The network organization and the phosphorylation of cytokeratins are concomitantly modified by forskolin in the enterocyte-like differentiated Caco-2 cell line

Abstract

Confluent Caco-2 cells, originating from a human colon carcinoma, display morphological and functional characteristics of differentiated enterocytes such as the presence of a polarized monolayer covered by an apical brush border that express several hydrolases. The adaptation of these cells to grow in the continuous presence of forskolin, a drug known to stimulate adenylyl cyclase permanently, has been previously shown to result in a decreased apical expression of hydrolases and in morphological alterations including the disappearance of intercellular spaces and shortening of microvilli. In the present work we have analyzed the possibility that cytoskeletal proteins may be the target of forskolin in living Caco-2 cells. We show that forskolin initiates dramatic changes in the spatial organization of the cytokeratin network that correlate with an increased phosphorylation of cytokeratin molecules, whereas microtubules, microfilaments and vimentin remain mainly unaffected.
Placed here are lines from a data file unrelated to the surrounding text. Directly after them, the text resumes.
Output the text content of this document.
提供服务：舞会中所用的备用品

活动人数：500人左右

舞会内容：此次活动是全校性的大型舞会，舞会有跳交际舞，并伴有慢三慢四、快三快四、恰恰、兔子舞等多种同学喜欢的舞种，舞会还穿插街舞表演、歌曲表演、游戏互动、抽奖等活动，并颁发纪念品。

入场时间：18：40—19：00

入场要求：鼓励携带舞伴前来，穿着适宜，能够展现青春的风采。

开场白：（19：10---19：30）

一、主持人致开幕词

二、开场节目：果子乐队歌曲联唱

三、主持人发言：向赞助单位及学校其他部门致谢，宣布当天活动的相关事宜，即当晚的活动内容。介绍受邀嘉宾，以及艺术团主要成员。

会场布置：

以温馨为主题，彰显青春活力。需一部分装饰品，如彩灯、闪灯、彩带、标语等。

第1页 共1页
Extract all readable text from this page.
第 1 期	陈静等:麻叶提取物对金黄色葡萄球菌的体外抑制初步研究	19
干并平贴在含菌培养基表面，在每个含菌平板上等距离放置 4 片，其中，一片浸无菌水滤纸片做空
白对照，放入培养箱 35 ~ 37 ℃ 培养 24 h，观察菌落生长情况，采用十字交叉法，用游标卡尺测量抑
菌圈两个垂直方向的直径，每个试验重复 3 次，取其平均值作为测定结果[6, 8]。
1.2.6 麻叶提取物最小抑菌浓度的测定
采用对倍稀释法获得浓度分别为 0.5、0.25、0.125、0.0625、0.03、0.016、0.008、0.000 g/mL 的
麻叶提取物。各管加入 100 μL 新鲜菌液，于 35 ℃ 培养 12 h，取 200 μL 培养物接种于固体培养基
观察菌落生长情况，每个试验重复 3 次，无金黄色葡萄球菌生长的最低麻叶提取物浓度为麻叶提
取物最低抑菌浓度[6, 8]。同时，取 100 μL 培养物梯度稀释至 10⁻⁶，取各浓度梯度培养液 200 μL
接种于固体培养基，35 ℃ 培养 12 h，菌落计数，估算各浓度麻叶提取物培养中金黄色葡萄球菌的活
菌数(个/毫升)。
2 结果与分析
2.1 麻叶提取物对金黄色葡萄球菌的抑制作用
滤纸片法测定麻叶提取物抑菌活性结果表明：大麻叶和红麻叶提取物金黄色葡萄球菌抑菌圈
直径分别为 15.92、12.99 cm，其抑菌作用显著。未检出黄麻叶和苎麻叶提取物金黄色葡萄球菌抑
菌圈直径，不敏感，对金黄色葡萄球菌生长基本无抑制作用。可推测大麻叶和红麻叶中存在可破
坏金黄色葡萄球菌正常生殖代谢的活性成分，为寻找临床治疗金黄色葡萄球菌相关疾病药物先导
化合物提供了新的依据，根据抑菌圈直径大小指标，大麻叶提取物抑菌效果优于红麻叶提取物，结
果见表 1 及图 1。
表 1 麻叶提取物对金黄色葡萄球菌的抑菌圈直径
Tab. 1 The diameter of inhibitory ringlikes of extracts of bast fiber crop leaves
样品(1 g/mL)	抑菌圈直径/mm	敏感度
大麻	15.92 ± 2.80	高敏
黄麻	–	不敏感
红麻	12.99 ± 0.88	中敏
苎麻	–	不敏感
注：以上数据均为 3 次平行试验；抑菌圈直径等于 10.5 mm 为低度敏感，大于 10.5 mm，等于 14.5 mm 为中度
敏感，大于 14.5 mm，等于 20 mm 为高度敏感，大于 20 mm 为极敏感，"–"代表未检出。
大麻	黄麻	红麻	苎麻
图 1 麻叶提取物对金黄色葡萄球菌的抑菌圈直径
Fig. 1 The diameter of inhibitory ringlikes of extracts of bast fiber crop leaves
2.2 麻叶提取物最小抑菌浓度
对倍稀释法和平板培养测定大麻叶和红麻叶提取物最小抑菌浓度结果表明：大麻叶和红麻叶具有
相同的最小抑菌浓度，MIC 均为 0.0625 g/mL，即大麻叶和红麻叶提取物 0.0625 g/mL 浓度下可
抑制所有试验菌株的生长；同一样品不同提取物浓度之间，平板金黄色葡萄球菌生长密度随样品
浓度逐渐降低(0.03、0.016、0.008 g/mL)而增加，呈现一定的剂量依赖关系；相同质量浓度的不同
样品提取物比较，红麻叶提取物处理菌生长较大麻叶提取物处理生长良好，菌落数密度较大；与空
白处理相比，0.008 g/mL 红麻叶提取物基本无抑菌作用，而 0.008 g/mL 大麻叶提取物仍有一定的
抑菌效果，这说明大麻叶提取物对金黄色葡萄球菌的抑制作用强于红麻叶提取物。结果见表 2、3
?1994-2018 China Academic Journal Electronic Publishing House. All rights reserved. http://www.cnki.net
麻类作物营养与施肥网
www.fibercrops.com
Indirect immunofluorescence studies show that the cytokeratin network is redistributed from the cell periphery to the cytoplasm. Biochemical experiments indicate that forskolin doesn't interfere with the cytokeratin profile, since the three cytokeratins normally found in intestine (CK 8, CK 18, CK 19) are similarly expressed in both control and forskolin-Caco-2 cells. Analysis of 32P-labeled cytokeratin extracted from the two cell populations demonstrates that forskolin quantitatively increases the phosphorylation of type I cytokeratin (CK 18 and CK 19), whereas the phosphorylation of type II cytokeratin (CK 8) is altered both quantitatively and qualitatively with the emergence of a new phosphorylation site. These results provide a new cell system in which it is possible to control the subcellular distribution of cytokeratin by changing their phosphorylation status and therefore to study their potential cellular functions.